Dana Mattioli, Wall Street Journal:
Jeff Bezos built Amazon.com Inc. from his garage with an underdog’s ambition to take on the establishment. He imbued staff with an obsession to grow fast by grabbing customers using the biggest selection and lowest prices.
And:
That ethos helps keep Amazon booming. Aggressive competition—including wresting market share from rivals—is often a hallmark of a successful business. It’s also why the tech-and-retail giant is the target of rivals, regulators and politicians who say its tactics are unfair for a company its size, and potentially illegal. As the company has grown, so has its capacity to take on an ever-growing array of competitors.
And:
Executives behind the scenes have methodically waged targeted campaigns against rivals and partners alike—an approach that has changed little through the years, from diapers to footwear.

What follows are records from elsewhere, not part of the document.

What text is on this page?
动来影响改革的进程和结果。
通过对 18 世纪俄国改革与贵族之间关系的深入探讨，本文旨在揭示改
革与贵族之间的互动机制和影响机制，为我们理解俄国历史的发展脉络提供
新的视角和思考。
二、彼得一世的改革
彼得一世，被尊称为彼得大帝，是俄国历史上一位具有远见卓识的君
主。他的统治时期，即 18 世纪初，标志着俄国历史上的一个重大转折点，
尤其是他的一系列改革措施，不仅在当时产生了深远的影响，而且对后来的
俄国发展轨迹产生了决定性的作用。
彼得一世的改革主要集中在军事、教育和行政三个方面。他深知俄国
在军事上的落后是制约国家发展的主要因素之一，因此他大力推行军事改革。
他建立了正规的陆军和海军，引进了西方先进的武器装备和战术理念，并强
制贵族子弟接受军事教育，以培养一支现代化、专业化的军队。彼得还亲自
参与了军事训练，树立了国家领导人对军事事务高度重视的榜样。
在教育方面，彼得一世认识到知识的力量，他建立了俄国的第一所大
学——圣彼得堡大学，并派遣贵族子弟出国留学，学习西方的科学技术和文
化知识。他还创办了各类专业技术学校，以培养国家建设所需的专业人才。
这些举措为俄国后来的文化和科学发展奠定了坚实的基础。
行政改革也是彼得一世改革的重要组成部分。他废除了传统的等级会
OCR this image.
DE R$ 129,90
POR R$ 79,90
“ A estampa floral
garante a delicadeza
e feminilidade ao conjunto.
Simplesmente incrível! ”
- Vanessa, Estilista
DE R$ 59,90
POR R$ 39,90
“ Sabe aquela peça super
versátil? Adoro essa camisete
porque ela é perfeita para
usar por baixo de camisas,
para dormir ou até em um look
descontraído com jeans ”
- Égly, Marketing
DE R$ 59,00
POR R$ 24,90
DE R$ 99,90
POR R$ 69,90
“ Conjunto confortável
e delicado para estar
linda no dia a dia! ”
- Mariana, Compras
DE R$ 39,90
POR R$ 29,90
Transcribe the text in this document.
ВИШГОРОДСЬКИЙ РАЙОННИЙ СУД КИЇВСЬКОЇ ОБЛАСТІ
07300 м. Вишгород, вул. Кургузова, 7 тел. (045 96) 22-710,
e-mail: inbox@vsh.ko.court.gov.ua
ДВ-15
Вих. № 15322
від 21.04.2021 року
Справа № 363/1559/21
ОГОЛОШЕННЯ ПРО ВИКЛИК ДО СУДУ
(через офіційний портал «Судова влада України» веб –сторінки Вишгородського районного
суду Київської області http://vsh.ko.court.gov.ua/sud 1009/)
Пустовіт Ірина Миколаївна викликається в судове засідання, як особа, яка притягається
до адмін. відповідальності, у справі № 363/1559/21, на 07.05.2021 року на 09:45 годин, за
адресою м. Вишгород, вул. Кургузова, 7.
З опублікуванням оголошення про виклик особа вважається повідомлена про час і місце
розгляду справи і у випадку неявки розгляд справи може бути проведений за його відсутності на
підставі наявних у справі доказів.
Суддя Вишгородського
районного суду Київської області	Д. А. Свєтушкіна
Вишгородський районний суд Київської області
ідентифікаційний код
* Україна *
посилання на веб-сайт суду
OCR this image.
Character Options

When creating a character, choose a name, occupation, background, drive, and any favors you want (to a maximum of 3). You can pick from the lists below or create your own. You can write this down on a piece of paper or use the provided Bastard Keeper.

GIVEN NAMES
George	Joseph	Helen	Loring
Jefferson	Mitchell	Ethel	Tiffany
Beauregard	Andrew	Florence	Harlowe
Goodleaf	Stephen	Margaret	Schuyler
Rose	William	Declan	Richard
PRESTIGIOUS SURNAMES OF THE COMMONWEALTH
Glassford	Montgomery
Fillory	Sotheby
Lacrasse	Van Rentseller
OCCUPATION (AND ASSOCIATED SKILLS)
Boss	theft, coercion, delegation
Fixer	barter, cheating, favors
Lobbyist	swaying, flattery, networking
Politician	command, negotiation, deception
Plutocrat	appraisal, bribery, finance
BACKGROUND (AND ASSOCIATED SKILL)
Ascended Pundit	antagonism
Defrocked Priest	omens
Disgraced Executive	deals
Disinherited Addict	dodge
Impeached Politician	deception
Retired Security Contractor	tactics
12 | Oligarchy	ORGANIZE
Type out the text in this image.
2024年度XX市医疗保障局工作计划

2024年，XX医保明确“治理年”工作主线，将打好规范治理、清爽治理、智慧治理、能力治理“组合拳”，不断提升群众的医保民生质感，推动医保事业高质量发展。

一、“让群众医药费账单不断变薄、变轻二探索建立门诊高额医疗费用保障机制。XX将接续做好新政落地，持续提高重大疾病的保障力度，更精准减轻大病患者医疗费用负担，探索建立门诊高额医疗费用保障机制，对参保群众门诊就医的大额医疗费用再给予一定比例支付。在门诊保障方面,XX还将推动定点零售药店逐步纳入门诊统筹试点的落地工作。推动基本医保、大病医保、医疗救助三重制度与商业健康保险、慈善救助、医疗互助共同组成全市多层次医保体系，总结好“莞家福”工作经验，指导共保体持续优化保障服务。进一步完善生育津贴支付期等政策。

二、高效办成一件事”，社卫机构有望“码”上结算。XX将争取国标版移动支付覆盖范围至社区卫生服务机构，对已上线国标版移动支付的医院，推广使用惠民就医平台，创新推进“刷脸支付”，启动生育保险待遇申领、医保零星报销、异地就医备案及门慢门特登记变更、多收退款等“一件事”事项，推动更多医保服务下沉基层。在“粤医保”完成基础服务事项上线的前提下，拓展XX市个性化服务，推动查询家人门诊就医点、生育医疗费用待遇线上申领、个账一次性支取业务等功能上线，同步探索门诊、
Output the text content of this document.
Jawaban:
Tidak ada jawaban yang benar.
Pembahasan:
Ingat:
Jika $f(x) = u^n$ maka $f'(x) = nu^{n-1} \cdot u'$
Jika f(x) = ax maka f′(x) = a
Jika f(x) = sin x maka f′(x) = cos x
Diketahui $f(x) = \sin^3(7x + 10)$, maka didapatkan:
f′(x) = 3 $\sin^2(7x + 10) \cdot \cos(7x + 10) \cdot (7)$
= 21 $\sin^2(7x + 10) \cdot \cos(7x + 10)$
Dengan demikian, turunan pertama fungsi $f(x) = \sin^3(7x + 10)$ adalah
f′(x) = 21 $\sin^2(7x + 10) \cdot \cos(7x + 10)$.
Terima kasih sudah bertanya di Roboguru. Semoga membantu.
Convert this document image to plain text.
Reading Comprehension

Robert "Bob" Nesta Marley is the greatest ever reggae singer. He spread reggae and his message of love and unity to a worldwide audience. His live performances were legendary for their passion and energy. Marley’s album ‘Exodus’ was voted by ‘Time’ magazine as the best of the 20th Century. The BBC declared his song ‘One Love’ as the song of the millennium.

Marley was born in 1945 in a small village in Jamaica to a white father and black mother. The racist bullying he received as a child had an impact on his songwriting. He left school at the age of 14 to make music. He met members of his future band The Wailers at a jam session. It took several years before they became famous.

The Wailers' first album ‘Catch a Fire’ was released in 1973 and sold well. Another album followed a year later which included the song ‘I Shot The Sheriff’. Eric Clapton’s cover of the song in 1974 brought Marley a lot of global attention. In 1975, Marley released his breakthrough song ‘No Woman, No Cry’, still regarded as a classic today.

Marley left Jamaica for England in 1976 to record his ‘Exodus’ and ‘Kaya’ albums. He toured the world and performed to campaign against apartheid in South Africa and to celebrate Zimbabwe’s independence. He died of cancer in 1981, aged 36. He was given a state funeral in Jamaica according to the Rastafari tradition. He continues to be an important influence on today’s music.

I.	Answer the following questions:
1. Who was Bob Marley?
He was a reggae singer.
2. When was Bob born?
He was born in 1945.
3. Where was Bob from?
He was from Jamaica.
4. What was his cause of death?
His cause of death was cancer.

No competitor is too small to draw Amazon’s sights. It cloned a line of camera tripods that a small outside company sold on Amazon’s site, hurting the vendor’s sales so badly it is now a fraction of its original size, the little firm’s owner said.
And:
When Amazon decided to compete with furniture retailer Wayfair Inc., Mr. Bezos’s deputies created what they called the Wayfair Parity Team, which studied how Wayfair procured, sold and delivered bulky furniture, eventually replicating a majority of its offerings, said people who worked on the team.
The article goes on and on, but you get the idea. The sense here is that Amazon wants to replicate every product it sells, discarding partnerships once they have their own version of that partner’s product.
At what point does this turn into unfair business practice?